Double staining of Hoechst 33342 and PI was also used to detect the damaged and dead cells as a result of the photothermal treatment using FePt@PPy NPs. Concretely, the MDA-MB-231 cells were seeded in a 12-well plate at a density of 1 × 105 cells/well. After 24 h, the cells were treated with the FePt@PPy NPs (0, 50, 70, and 100 μg/mL) and continuously incubated for another 24 h at 37 °C. Next, the unbound nanoparticles were removed by washing gently with PBS. Subsequently, the cell plates were exposed to the NIR laser at a power density of 1 W/cm2 for 6 min. Next, the cell culture plates were kept for 24 h in the incubator, and then, the irradiated cells were stained with Hoechst 33342 and PI. Note that 1.5-mL Hoechst 33342 (10 μg/mL) was added in the cell culture plate and then kept in the incubator for 20 min. Then, the cells were washed with three-time PBS to remove the excess stain. Then, the cells were continuously stained with 1.5-mL PI (10 μg/mL) and incubated at room temperature for 5 min. Finally, the cells were again washed with PBS, and the fluorescent images were captured by a fluorescence microscope (Leica Microsystems GmbH, Wetzlar, Germany).
To perform an in vivo test of the photothermal properties of FePt@PPy NPs, a 6-week-aged female BALB/c nude mouse was subcutaneously injected with 100 μL of 100 μg/mL FePt@PPy NPs in PBS. Another nude mouse without injection was used as a control. Afterwards, the injected area of the mice was irradiated with an 808-nm laser at 1 W/cm2 for 6 min. The experimental procedures with animals were approved by the animal care and use committee of Pukyong National University and performed according to the guiding principles for the care and use of laboratory animals.
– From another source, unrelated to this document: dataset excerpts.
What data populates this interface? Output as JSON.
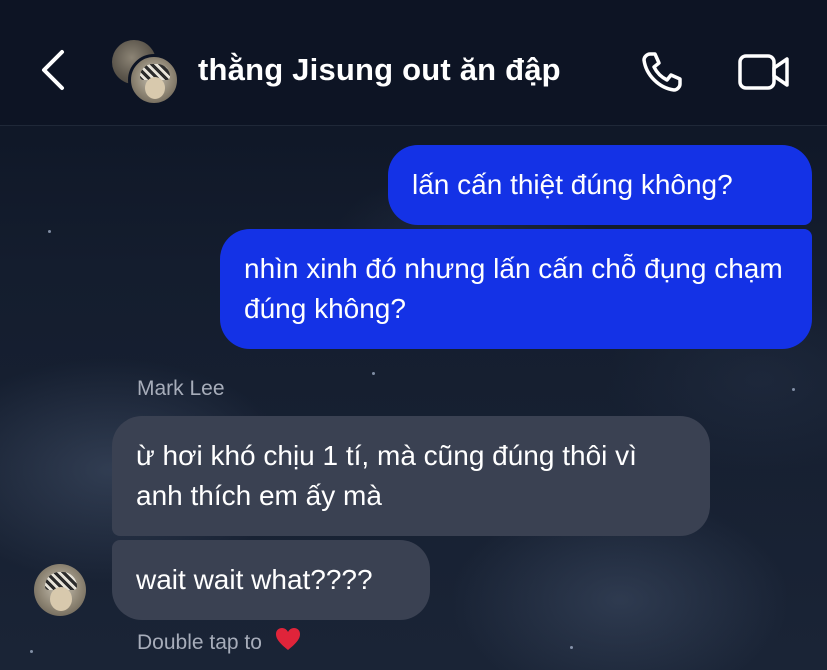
{
  "header": {
    "title": "thằng Jisung out ăn đập",
    "back_icon": "chevron-left-icon",
    "call_icon": "phone-icon",
    "video_icon": "video-camera-icon"
  },
  "messages": {
    "outgoing": [
      {
        "text": "lấn cấn thiệt đúng không?"
      },
      {
        "text": "nhìn xinh đó nhưng lấn cấn chỗ đụng chạm đúng không?"
      }
    ],
    "sender_name": "Mark Lee",
    "incoming": [
      {
        "text": "ừ hơi khó chịu 1 tí, mà cũng đúng thôi vì anh thích em ấy mà"
      },
      {
        "text": "wait wait what????"
      }
    ]
  },
  "footer": {
    "hint": "Double tap to",
    "hint_icon": "heart-icon"
  },
  "colors": {
    "outgoing_bubble": "#1432e6",
    "incoming_bubble": "#3a4152",
    "header_bg": "#0d1424",
    "muted_text": "#a7adba",
    "heart": "#e0243a"
  }
}
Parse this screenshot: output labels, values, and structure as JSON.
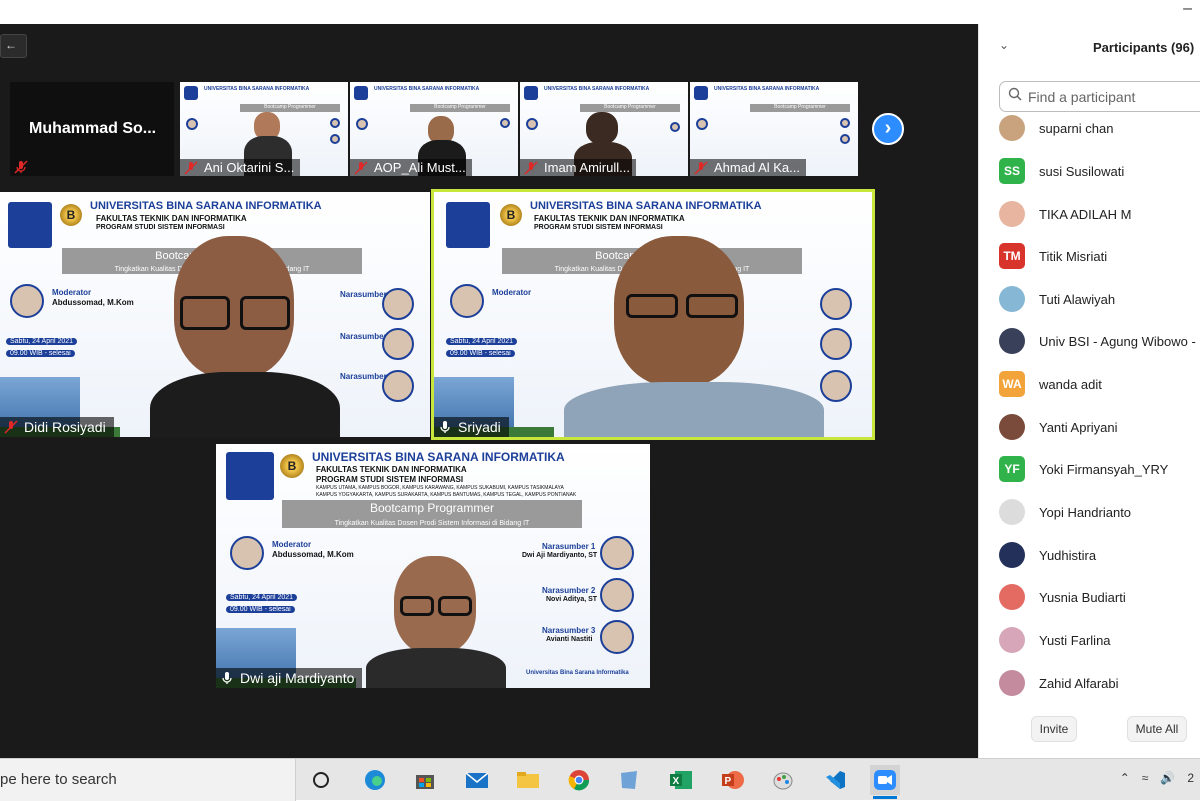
{
  "window": {
    "minimize_glyph": "–"
  },
  "meeting": {
    "view_toggle": "←",
    "pinned_name_tile": "Muhammad  So...",
    "thumbnails": [
      {
        "name": "Ani Oktarini S..."
      },
      {
        "name": "AOP_Ali Must..."
      },
      {
        "name": "Imam Amirull..."
      },
      {
        "name": "Ahmad Al Ka..."
      }
    ],
    "next_glyph": "›",
    "speakers": [
      {
        "name": "Didi Rosiyadi"
      },
      {
        "name": "Sriyadi"
      },
      {
        "name": "Dwi aji Mardiyanto"
      }
    ],
    "poster": {
      "university": "UNIVERSITAS BINA SARANA INFORMATIKA",
      "faculty": "FAKULTAS TEKNIK DAN INFORMATIKA",
      "program": "PROGRAM STUDI SISTEM INFORMASI",
      "campuses_1": "KAMPUS UTAMA, KAMPUS BOGOR, KAMPUS KARAWANG, KAMPUS SUKABUMI, KAMPUS TASIKMALAYA",
      "campuses_2": "KAMPUS YOGYAKARTA, KAMPUS SURAKARTA, KAMPUS BANTUMAS, KAMPUS TEGAL, KAMPUS PONTIANAK",
      "event": "Bootcamp Programmer",
      "tagline": "Tingkatkan Kualitas Dosen Prodi Sistem Informasi di Bidang IT",
      "moderator_label": "Moderator",
      "moderator_name": "Abdussomad, M.Kom",
      "narasumber_1": "Narasumber 1",
      "narasumber_1_name": "Dwi Aji Mardiyanto, ST",
      "narasumber_2": "Narasumber 2",
      "narasumber_2_name": "Novi Aditya, ST",
      "narasumber_3": "Narasumber 3",
      "narasumber_3_name": "Avianti Nastiti",
      "date": "Sabtu, 24 April 2021",
      "time": "09.00 WIB - selesai",
      "logo_text": "UNIVERSITAS",
      "badge_text": "B",
      "zoom_text": "Zoom",
      "footer": "Universitas Bina Sarana Informatika"
    }
  },
  "participants_panel": {
    "title": "Participants (96)",
    "search_placeholder": "Find a participant",
    "participants": [
      {
        "name": "suparni chan",
        "avatar_type": "photo",
        "color": "#c9a27e"
      },
      {
        "name": "susi Susilowati",
        "avatar_type": "initials",
        "initials": "SS",
        "color": "#2fb34a"
      },
      {
        "name": "TIKA ADILAH M",
        "avatar_type": "photo",
        "color": "#e8b6a0"
      },
      {
        "name": "Titik Misriati",
        "avatar_type": "initials",
        "initials": "TM",
        "color": "#d9342b"
      },
      {
        "name": "Tuti Alawiyah",
        "avatar_type": "photo",
        "color": "#86b8d6"
      },
      {
        "name": "Univ BSI - Agung Wibowo -",
        "avatar_type": "photo",
        "color": "#39405a"
      },
      {
        "name": "wanda adit",
        "avatar_type": "initials",
        "initials": "WA",
        "color": "#f2a33a"
      },
      {
        "name": "Yanti Apriyani",
        "avatar_type": "photo",
        "color": "#7a4a3a"
      },
      {
        "name": "Yoki Firmansyah_YRY",
        "avatar_type": "initials",
        "initials": "YF",
        "color": "#2fb34a"
      },
      {
        "name": "Yopi Handrianto",
        "avatar_type": "photo",
        "color": "#dcdcdc"
      },
      {
        "name": "Yudhistira",
        "avatar_type": "photo",
        "color": "#23305a"
      },
      {
        "name": "Yusnia Budiarti",
        "avatar_type": "photo",
        "color": "#e36b62"
      },
      {
        "name": "Yusti Farlina",
        "avatar_type": "photo",
        "color": "#d7a7b9"
      },
      {
        "name": "Zahid Alfarabi",
        "avatar_type": "photo",
        "color": "#c48b9f"
      }
    ],
    "invite_label": "Invite",
    "mute_all_label": "Mute All"
  },
  "taskbar": {
    "search_text": "pe here to search",
    "tray_time": "2"
  }
}
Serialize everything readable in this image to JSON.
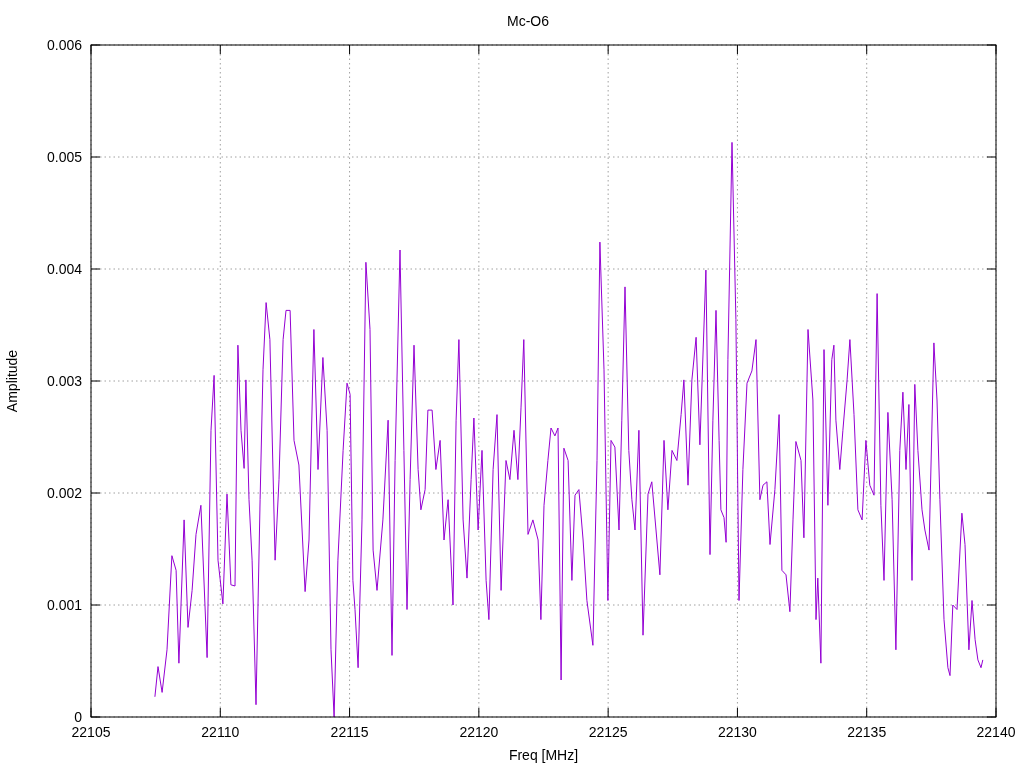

In Vitro Photoacoustic Imaging
PAI on phantom was performed to evaluate the PA signal of FePt@PPy NPs. Our group has developed the noninvasive PAI system as reported in the previous study . The schematic diagram of PAI setup was shown in Fig. 11. An optical system embedded with a pulsed Nd-YAD Q-switched laser (Surelite III, CA, USA) was employed. The laser was set at 808-nm wavelength and 10-Hz frequency with 5-ns pulse operation. The input optical fiber having a focal length of 50 mm (Thorlabs, Newton, NJ, USA) was connected to a plano-convex lens. The output optical fiber was linked to a focused transducer (Olympus NDT, USA) and adjusted to the illuminated zone’s center. To record PA signals, the data was digitized and stored via a DAQ (data acquisition) system integrated with the laser system. Subsequently, the recorded data was used to reconstruct 2D images of the phantom by a LabVIEW program.
The PVA phantom was prepared with 8% PVA to mimic the tissue. The preseeded MBA-MD-231 cancer cells were treated with different concentrations of FePt@PPy NPs (50, 100, and 200 μg/mL) for 24 h, and then, the cells were harvested and mixed with 4% gelatin on the phantom (Fig. 12a). Then, the phantom was covered by a small layer of 4% gelatin and allowed to solidify. Finally, the phantom was fixed on the water tank for PAI processing.